Agruculture

Génération de locataires

La hausse du prix des terres ne facilite pas l’accès à l’agriculture pour la relève qui se tourne de plus en plus vers la location. À l’Union des producteurs agricoles (UPA), où l’on a toujours défendu le modèle de fermes entrepreneuriales, le concept choque un peu.

Au Québec, entre 65 % et 70 % des agriculteurs sont propriétaires de leurs terres, selon les estimations de l’UPA.

« Ça veut dire que 30 % des terres appartiennent à d’autres personnes que des agriculteurs et ce phénomène-là va en s’accentuant. On va de plus en plus vers le modèle américain où, à plusieurs endroits, ce sont des fonds d’investissement qui possèdent les terres », prévoit l’économiste Charles-Félix Ross, nouveau directeur général de l’UPA.

« Au Québec, on a réussi, avec notre modèle de fermes familiales, à maintenir des fermes ancrées sur le territoire avec beaucoup de propriétaires d’entreprise. C’est ce qu’on veut conserver, mais c’est en train de changer. La tendance des terres louées est à la hausse. »

L’UPA s’inquiète ouvertement de la popularité croissante des firmes d’investissement en terres agricoles. Toutefois, une terre louée ne veut pas nécessairement dire qu’elle n’appartient pas à un agriculteur. Certains producteurs qui quittent l’agriculture, souvent ceux qui n’ont pas de relève, décident de conserver la terre et de la louer à un exploitant.

L’UPA, habituellement très précise et documentée sur les enjeux qui touchent l’agriculture, affirme manquer de données dans ce dossier et presse Québec de faire une compilation des transactions sur les terres agricoles afin de surveiller le phénomène et d’avoir une liste des propriétaires. Le syndicat demande aussi à Québec d’imposer une limite de superficie de terres agricoles qui peut être vendue à l’extérieur d’un transfert de ferme.

ENCADREMENT ET CONTRAINTES

« Les terres agricoles, c’est une ressource collective », plaide Charles-Félix Ross.

« Dans la région de Montréal, 50 % des terres exploitées sont louées et on ne sait pas à qui elles appartiennent. Je soupçonne qu’il y a un grand nombre de promoteurs immobiliers qui espèrent que ça soit dézoné. »

— Charles-Félix Ross, nouveau directeur général de l’UPA

C’est dans la région montréalaise que le prix des terres agricoles québécoises est le plus élevé.

« Je ne suis pas contre le principe de la location, estime le directeur général de l’UPA. En France, environ 70 % des fermes sont en location, mais une loi encadre le fermage. […] On demande au gouvernement, pour régler le problème d’accaparement des terres, d’encadrer la location pour que les producteurs puissent être protégés à long terme. »

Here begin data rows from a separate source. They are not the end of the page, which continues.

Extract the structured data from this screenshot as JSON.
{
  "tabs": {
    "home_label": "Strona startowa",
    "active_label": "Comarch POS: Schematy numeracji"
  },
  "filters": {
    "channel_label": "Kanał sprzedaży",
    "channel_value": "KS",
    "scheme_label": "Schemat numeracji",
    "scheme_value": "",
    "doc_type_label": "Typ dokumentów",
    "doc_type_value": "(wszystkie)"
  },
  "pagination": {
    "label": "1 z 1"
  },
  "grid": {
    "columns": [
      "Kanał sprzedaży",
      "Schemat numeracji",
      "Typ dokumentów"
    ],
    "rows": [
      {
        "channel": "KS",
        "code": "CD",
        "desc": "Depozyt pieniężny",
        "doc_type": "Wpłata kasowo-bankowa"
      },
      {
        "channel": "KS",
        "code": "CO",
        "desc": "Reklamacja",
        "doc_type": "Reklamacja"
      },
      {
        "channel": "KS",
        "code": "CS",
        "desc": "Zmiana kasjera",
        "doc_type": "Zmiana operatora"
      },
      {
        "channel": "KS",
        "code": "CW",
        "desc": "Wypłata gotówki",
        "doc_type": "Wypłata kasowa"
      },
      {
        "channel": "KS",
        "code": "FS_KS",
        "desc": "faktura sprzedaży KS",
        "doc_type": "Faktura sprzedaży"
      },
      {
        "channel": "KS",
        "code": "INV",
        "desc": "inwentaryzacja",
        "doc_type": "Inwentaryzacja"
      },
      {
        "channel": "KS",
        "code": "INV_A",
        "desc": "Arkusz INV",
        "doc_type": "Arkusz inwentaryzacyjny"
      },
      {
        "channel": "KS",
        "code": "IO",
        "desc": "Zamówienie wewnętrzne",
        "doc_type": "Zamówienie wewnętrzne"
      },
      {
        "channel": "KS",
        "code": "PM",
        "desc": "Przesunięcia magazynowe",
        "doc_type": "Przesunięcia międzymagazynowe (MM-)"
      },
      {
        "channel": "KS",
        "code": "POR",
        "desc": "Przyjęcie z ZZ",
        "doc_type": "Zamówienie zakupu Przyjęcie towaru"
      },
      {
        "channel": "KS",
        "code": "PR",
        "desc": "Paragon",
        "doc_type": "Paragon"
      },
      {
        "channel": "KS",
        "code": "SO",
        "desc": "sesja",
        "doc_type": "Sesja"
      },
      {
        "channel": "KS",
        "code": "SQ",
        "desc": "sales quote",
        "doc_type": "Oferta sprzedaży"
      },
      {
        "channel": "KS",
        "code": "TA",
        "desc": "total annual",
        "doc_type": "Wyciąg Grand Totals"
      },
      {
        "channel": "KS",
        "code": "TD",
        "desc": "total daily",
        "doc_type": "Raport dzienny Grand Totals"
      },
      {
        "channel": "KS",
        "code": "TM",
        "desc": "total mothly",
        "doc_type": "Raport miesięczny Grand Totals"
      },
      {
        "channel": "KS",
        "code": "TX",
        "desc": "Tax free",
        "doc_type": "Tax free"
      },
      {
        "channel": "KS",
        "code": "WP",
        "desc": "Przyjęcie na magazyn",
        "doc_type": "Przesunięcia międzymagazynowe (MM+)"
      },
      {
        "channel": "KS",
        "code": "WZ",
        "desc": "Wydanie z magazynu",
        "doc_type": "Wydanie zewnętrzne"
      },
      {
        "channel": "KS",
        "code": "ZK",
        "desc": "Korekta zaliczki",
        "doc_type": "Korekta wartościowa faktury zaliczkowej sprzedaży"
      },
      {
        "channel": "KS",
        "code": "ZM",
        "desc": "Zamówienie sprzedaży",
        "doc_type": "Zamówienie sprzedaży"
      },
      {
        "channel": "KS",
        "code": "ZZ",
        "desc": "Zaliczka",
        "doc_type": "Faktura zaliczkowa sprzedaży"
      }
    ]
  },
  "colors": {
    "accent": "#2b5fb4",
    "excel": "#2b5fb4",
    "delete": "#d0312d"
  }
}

Évidemment, les agriculteurs qui démarrent leur entreprise sont plus locataires que leurs aînés. « Ce n’est pas par choix que les agriculteurs se tournent vers la location, c’est une contrainte », dit Michèle Lalancette, nouvelle présidente de la Fédération de la relève agricole du Québec (FRAQ).

La FRAQ préfère des formules « louer pour acheter » comme celle du Fonds d’investissement pour la relève agricole qui plafonne le taux d’inflation de la valeur de la terre durant le bail. La relève demande aussi la mise en place, dès cette année, d’une banque de terres pour l’ensemble du Québec qui ferait « un croisement entre les fermes sans relève et les relèves sans ferme ».

HAUSSES DE PRIX : GAGNANTS ET PERDANTS

En 2013, la valeur des terres agricoles a augmenté de 22 % au Canada. En 2014, de 14 %. L’année dernière, Financement agricole Canada (FAC) évalue la hausse à 10 %. Plusieurs facteurs expliquent ces hausses continues et vertigineuses, dont les faibles taux d’intérêt et l’excellent rendement des dernières années, explique Jean-Philippe Gervais, de la FAC.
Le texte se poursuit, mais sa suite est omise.